The classification goal is to predict if the client will subscribe a term deposit (variable y).
- Drop rows containing 'unknown' values and age outliers.
- Encode string datas to numerical.
- Scale datas using RobustScaler.
- Drop columns that has strong correlations with each other.
- Choosing best 10 features to use.
y | Data (%) |
---|---|
No | 87.75 |
Yes | 12.25 |
The target was imbalance. So SMOTE Oversampling technique was used to balance the target.
Using GridSearchCV to choose the best parameters.
Before | After | |
---|---|---|
Logistic Regression | 41.909023 | 40.391335 |
Decision Tree | 32.446134 | 46.787879 |
Random Forest | 40.638607 | 42.477876 |
KNN Classifier | 37.958533 | 46.511628 |
Based on F1 Score, the best model is Decision Tree Classifier.

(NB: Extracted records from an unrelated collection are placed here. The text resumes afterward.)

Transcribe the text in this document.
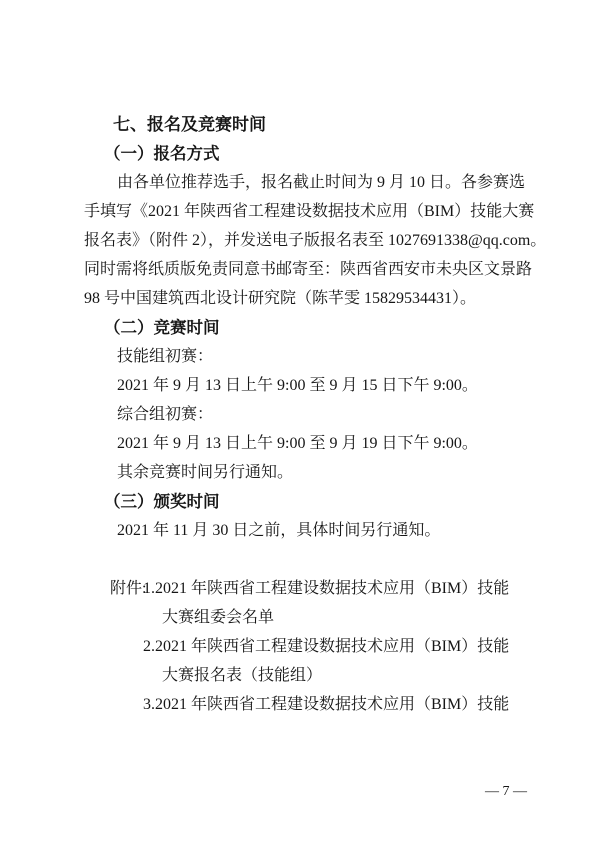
七、报名及竞赛时间
（一）报名方式
由各单位推荐选手，报名截止时间为 9 月 10 日。各参赛选
手填写《2021 年陕西省工程建设数据技术应用（BIM）技能大赛
报名表》（附件 2），并发送电子版报名表至 1027691338@qq.com。
同时需将纸质版免责同意书邮寄至：陕西省西安市未央区文景路
98 号中国建筑西北设计研究院（陈芊雯 15829534431）。
（二）竞赛时间
技能组初赛：
2021 年 9 月 13 日上午 9:00 至 9 月 15 日下午 9:00。
综合组初赛：
2021 年 9 月 13 日上午 9:00 至 9 月 19 日下午 9:00。
其余竞赛时间另行通知。
（三）颁奖时间
2021 年 11 月 30 日之前，具体时间另行通知。
附件:
1.2021 年陕西省工程建设数据技术应用（BIM）技能
大赛组委会名单
2.2021 年陕西省工程建设数据技术应用（BIM）技能
大赛报名表（技能组）
3.2021 年陕西省工程建设数据技术应用（BIM）技能
— 7 —
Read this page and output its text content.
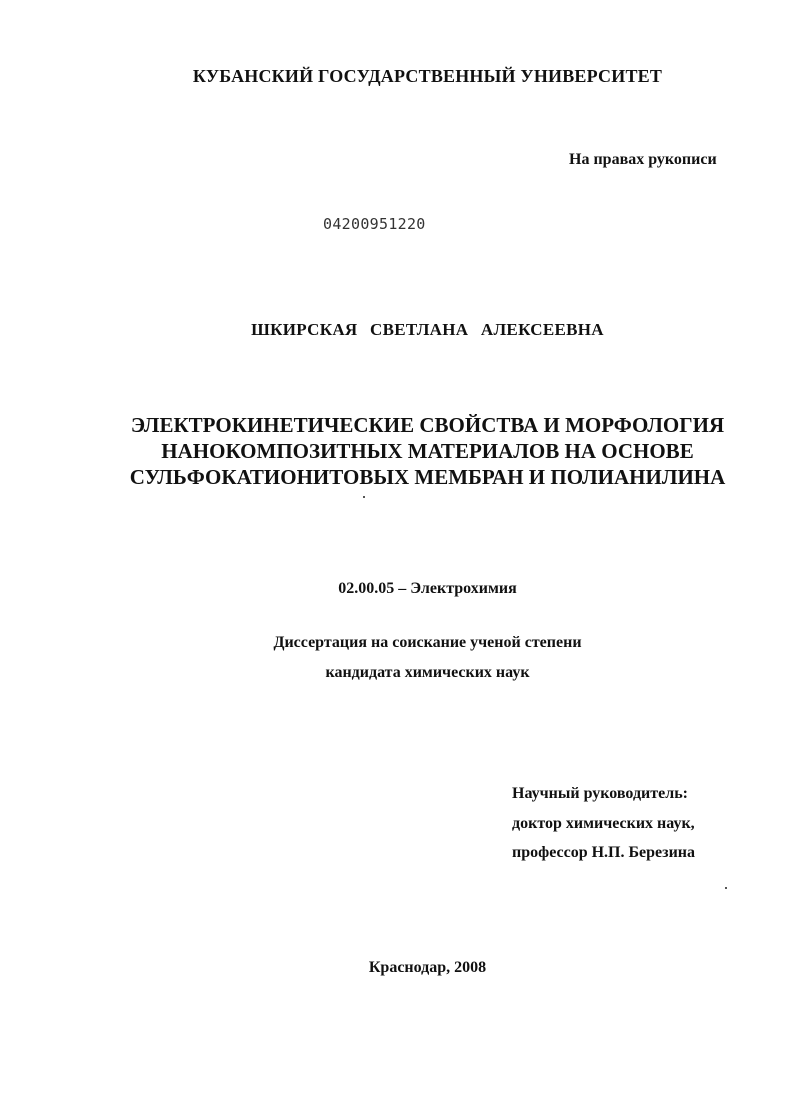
КУБАНСКИЙ ГОСУДАРСТВЕННЫЙ УНИВЕРСИТЕТ
На правах рукописи
04200951220
ШКИРСКАЯ СВЕТЛАНА АЛЕКСЕЕВНА
ЭЛЕКТРОКИНЕТИЧЕСКИЕ СВОЙСТВА И МОРФОЛОГИЯ
НАНОКОМПОЗИТНЫХ МАТЕРИАЛОВ НА ОСНОВЕ
СУЛЬФОКАТИОНИТОВЫХ МЕМБРАН И ПОЛИАНИЛИНА
02.00.05 – Электрохимия
Диссертация на соискание ученой степени
кандидата химических наук
Научный руководитель:
доктор химических наук,
профессор Н.П. Березина
Краснодар, 2008
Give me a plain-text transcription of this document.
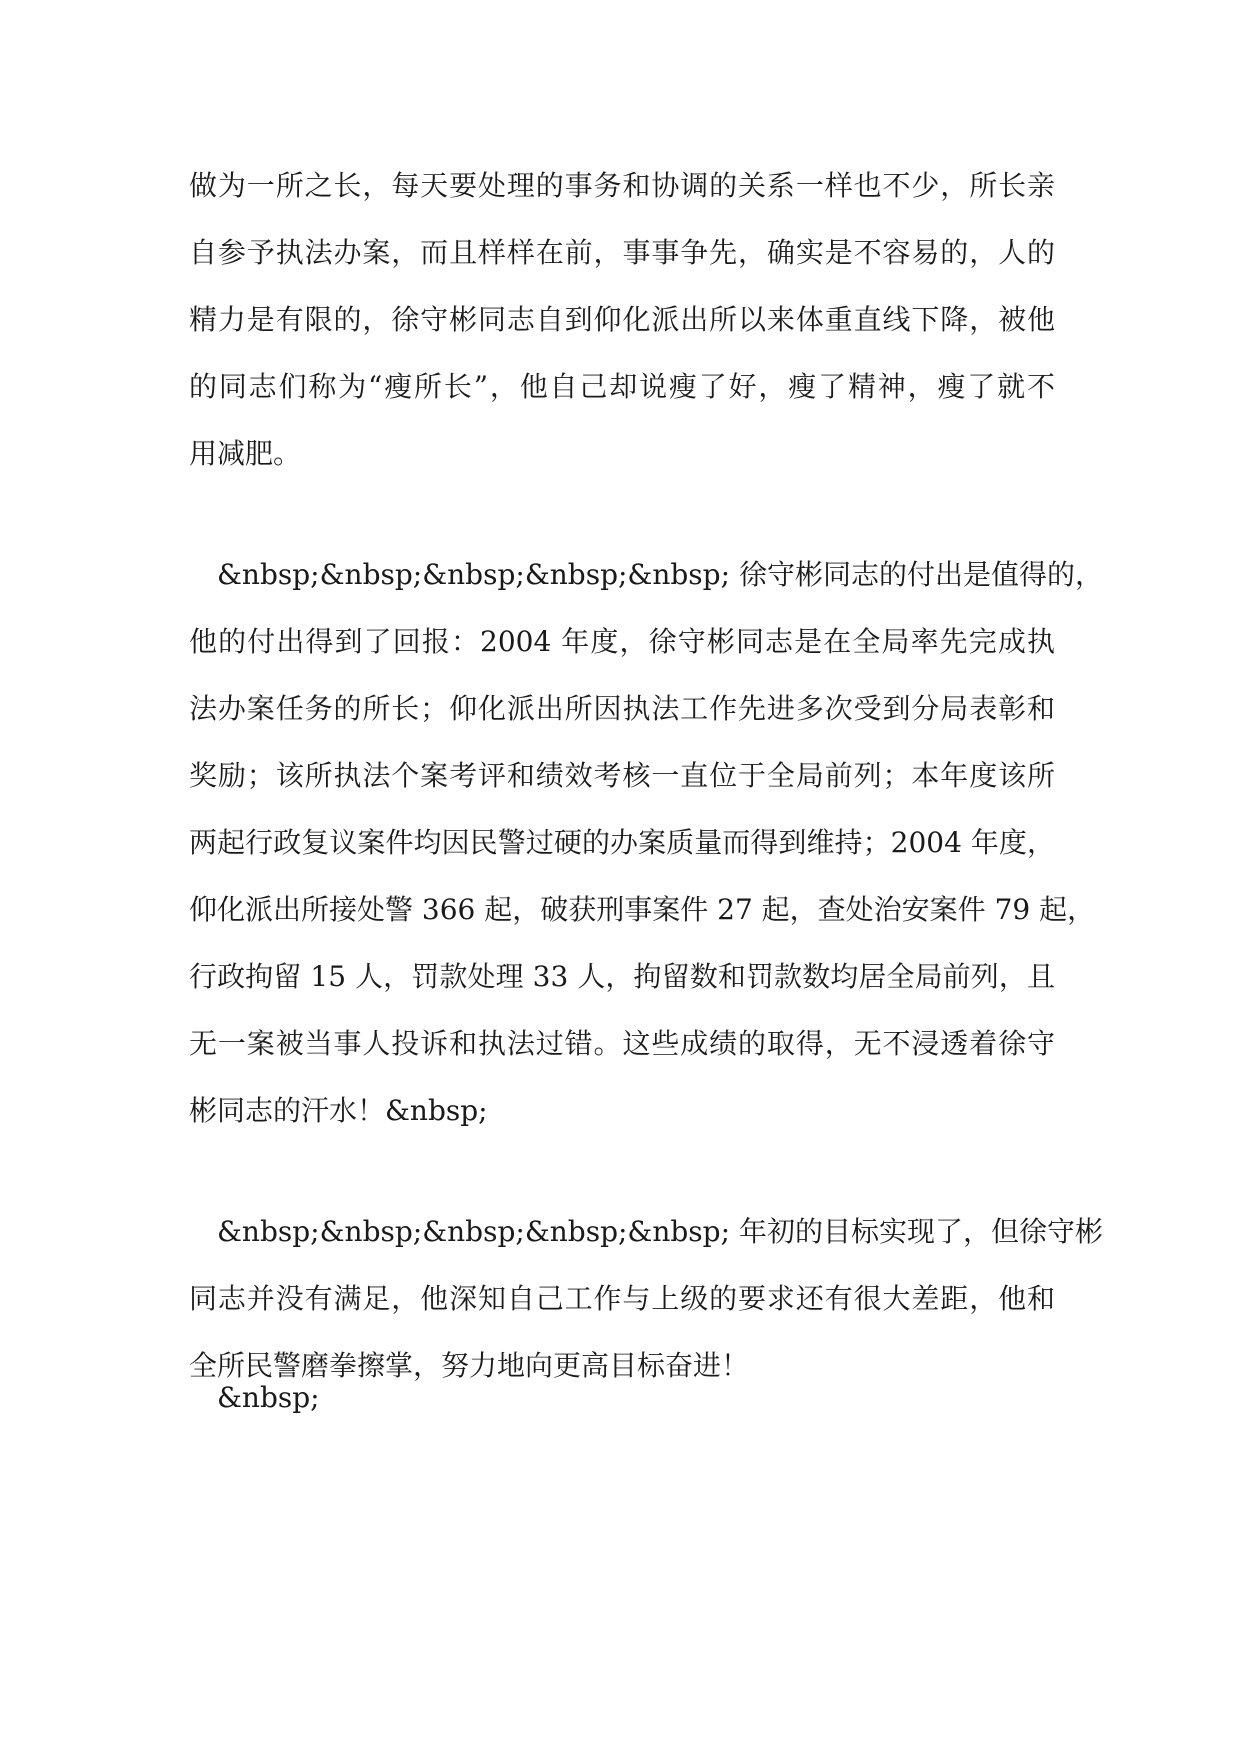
做为一所之长，每天要处理的事务和协调的关系一样也不少，所长亲
自参予执法办案，而且样样在前，事事争先，确实是不容易的，人的
精力是有限的，徐守彬同志自到仰化派出所以来体重直线下降，被他
的同志们称为“瘦所长”，他自己却说瘦了好，瘦了精神，瘦了就不
用减肥。
&nbsp;&nbsp;&nbsp;&nbsp;&nbsp; 徐守彬同志的付出是值得的，
他的付出得到了回报：2004 年度，徐守彬同志是在全局率先完成执
法办案任务的所长；仰化派出所因执法工作先进多次受到分局表彰和
奖励；该所执法个案考评和绩效考核一直位于全局前列；本年度该所
两起行政复议案件均因民警过硬的办案质量而得到维持；2004 年度，
仰化派出所接处警 366 起，破获刑事案件 27 起，查处治安案件 79 起，
行政拘留 15 人，罚款处理 33 人，拘留数和罚款数均居全局前列，且
无一案被当事人投诉和执法过错。这些成绩的取得，无不浸透着徐守
彬同志的汗水！&nbsp;
&nbsp;&nbsp;&nbsp;&nbsp;&nbsp; 年初的目标实现了，但徐守彬
同志并没有满足，他深知自己工作与上级的要求还有很大差距，他和
全所民警磨拳擦掌，努力地向更高目标奋进！
&nbsp;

- This machine learning helps company to reduce telemarketing costs by eliminating customers who aren't going to subscribe.
- The results can be improved by having more datas of bank clients who susbcribed.
- The company should create marketing campaign targeted to bank clients who are older than 38 years old.
- The company needs to create products which will attract bank clients who are self-employed, unemployed, entrepreneurs dan housemaids.